Though many of Trump’s critics were quick to praise his move against Syria, they also pointed out that it was a position deeply tinged with irony. Trump was suddenly coming to the defense of Syrian civilians that he had spent most of his presidential campaign decrying as potential terrorists, people he had spent much of his early presidency trying to keep out of the country.
Only Trump can say for certain what prompted his decision to plunge into a messy conflict for which there are few easy solutions. He would hardly be the first president to reconsider his views after assuming the responsibilities that come with taking a role on the world stage where America is viewed as a leader of democracy.
But one important lens for viewing Trump as president is television, which he watches obsessively. And not unlike the coverage of his administration on cable TV that has sent him to rage on Twitter, footage of the atrocities produced in Trump — as in many Americans — a visceral reaction.
Speaking at a press conference at the White House on Tuesday, Trump admitted as much, telling reporters that his attitude toward Syria and Assad “had changed very much” because of the footage he’d seen. “I will tell you that attack on children yesterday had a big impact on me, big impact,” he said. “That was a horrible, horrible thing. And I’ve been watching it and seeing it, and it doesn’t get any worse than that.”

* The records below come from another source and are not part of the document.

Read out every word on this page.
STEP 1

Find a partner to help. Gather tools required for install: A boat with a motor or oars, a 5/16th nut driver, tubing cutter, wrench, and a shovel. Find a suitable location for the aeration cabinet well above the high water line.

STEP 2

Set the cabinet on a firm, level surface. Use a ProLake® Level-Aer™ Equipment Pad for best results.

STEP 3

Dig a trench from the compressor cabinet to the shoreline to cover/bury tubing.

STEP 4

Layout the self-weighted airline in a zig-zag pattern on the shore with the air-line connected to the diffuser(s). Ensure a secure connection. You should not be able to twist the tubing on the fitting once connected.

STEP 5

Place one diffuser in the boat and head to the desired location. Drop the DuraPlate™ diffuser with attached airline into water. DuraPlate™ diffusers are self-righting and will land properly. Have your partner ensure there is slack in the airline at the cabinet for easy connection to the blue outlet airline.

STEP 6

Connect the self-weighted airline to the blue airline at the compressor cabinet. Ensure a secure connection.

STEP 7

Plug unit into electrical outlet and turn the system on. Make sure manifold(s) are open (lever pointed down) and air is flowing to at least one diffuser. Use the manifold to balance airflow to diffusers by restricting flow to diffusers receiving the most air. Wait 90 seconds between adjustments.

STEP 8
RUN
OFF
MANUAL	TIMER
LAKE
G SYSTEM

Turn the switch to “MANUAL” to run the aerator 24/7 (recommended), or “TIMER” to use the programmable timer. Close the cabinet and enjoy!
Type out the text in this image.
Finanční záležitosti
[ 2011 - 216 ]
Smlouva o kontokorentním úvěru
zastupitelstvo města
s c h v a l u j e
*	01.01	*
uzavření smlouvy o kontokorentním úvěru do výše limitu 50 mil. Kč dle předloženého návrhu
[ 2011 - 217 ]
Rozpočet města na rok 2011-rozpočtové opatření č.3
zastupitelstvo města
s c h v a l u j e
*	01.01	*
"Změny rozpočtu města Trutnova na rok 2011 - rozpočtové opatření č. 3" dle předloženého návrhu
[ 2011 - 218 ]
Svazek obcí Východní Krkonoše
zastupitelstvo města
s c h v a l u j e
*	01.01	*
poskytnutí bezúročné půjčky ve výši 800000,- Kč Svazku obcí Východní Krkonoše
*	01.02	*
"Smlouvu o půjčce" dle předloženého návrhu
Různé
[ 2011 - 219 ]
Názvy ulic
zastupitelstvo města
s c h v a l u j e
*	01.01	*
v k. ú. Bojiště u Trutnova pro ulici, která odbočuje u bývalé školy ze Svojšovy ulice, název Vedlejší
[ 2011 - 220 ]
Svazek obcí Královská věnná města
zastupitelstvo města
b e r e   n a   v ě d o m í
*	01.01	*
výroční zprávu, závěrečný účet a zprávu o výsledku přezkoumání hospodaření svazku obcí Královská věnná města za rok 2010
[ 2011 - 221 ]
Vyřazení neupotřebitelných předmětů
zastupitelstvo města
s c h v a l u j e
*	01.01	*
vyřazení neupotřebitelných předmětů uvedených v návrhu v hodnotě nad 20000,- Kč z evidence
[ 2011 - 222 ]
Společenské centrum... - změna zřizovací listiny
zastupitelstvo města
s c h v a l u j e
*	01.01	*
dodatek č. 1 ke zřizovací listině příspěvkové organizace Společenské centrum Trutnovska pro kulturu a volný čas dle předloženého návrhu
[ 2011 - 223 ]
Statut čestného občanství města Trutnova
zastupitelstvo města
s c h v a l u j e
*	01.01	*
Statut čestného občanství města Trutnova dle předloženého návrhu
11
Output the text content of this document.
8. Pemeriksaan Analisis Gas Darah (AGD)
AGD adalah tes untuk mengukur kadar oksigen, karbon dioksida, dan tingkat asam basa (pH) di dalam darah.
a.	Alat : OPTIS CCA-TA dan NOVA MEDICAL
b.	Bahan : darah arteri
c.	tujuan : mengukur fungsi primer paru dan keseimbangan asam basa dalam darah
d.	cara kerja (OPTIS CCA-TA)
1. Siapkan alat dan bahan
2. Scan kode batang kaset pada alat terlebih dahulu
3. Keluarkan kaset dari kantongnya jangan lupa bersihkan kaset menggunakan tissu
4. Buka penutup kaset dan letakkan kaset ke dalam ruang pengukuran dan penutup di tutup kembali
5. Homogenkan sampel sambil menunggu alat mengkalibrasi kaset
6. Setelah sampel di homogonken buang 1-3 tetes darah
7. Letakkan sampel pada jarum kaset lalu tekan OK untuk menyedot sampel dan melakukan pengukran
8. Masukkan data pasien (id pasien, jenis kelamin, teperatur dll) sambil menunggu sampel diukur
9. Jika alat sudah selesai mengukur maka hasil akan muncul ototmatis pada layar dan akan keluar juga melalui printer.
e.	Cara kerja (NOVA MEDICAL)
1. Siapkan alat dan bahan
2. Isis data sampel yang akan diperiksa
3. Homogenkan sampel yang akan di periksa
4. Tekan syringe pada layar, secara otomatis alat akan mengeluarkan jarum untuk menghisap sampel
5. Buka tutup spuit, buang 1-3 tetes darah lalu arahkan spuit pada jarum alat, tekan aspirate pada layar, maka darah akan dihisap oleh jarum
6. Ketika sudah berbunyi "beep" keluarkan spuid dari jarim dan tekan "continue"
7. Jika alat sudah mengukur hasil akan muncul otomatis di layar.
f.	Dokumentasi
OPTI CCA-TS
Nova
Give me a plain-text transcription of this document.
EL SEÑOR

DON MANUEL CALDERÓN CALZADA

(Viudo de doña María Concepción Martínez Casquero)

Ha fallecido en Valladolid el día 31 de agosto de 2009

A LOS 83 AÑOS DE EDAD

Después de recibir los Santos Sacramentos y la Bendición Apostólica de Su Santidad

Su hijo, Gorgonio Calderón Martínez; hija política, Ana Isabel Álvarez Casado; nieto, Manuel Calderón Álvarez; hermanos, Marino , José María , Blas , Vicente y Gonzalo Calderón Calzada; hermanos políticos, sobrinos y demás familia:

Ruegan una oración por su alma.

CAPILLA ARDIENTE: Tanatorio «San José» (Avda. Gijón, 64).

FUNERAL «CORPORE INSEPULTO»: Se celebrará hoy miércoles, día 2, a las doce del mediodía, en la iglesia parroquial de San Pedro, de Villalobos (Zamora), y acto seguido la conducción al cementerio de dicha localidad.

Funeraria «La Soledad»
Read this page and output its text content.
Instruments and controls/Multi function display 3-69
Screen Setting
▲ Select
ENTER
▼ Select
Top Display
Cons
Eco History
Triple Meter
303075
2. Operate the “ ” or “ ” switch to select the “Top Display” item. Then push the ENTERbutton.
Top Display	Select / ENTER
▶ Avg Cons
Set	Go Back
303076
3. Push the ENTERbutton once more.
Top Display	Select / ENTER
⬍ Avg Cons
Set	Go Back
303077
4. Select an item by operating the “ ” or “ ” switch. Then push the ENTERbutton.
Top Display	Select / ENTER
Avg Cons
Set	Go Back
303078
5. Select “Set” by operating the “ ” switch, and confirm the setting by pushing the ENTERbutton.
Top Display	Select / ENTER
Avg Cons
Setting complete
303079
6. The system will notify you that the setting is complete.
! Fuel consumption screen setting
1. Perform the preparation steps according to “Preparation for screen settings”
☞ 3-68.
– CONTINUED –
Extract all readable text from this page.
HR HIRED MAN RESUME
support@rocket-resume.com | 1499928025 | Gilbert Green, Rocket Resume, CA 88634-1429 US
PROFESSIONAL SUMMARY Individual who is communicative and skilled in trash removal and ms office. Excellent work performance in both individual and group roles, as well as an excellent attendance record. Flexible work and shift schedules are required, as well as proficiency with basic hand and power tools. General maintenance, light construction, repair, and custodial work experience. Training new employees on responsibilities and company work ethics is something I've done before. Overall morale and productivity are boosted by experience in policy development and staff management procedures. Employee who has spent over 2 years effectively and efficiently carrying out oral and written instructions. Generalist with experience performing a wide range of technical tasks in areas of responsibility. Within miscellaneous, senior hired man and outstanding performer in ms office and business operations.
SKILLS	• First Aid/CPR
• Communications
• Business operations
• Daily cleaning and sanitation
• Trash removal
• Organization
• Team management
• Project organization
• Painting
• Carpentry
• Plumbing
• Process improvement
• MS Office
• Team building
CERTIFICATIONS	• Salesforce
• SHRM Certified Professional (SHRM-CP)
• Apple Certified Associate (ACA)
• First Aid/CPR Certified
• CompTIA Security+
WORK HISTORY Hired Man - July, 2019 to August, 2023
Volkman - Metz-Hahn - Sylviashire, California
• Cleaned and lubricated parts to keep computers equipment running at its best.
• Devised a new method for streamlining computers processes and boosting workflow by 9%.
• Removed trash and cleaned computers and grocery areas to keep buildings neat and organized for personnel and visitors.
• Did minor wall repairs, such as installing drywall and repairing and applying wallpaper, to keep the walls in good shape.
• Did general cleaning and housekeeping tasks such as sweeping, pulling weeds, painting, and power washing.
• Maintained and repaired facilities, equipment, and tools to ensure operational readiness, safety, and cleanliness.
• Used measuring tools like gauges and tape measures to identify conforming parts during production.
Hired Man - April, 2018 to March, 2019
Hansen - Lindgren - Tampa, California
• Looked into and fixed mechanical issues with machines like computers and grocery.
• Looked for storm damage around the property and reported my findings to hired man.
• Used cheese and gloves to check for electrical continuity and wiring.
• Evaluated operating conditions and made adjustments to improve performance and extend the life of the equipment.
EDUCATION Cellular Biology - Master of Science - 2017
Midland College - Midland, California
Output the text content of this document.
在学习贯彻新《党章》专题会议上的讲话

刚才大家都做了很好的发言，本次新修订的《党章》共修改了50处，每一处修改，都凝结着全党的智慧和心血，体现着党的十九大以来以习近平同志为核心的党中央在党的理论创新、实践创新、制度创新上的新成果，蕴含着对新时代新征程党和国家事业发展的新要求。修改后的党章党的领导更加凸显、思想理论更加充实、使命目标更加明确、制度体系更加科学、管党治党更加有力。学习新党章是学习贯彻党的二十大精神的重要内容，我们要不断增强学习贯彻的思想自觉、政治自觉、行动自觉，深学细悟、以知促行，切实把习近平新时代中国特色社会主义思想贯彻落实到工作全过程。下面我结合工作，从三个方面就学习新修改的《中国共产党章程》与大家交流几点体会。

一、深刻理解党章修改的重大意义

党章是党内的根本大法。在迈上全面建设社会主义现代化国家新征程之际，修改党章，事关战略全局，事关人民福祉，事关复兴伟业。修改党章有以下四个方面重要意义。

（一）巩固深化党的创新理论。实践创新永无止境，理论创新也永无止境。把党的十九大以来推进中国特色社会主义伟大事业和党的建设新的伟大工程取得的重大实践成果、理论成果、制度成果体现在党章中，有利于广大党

Using a phrase he would repeat on Thursday, Trump spoke of the “beautiful little babies” that had been killed. “It crossed a lot of lines for me. When you kill innocent children, innocent babies, little babies with a chemical gas that is so lethal… that crosses many, many lines. Beyond a red line, many, many lines,” he said.
That leaves at least two significant, unanswered questions for the future: Will Trump continue to make policy based on television footage that tugs at his heart? And what does this portend about Trump’s attitude toward refugees fleeing precisely these kinds of atrocities? The White House has dodged questions about whether Trump’s change of heart on intervening in Syria means the president has also shifted his view on refugees. Speaking to reporters Thursday night, Gen. H.R. McMaster, Trump’s national security adviser, said the refugee ban hadn’t come up in the context of Thursday’s military strike.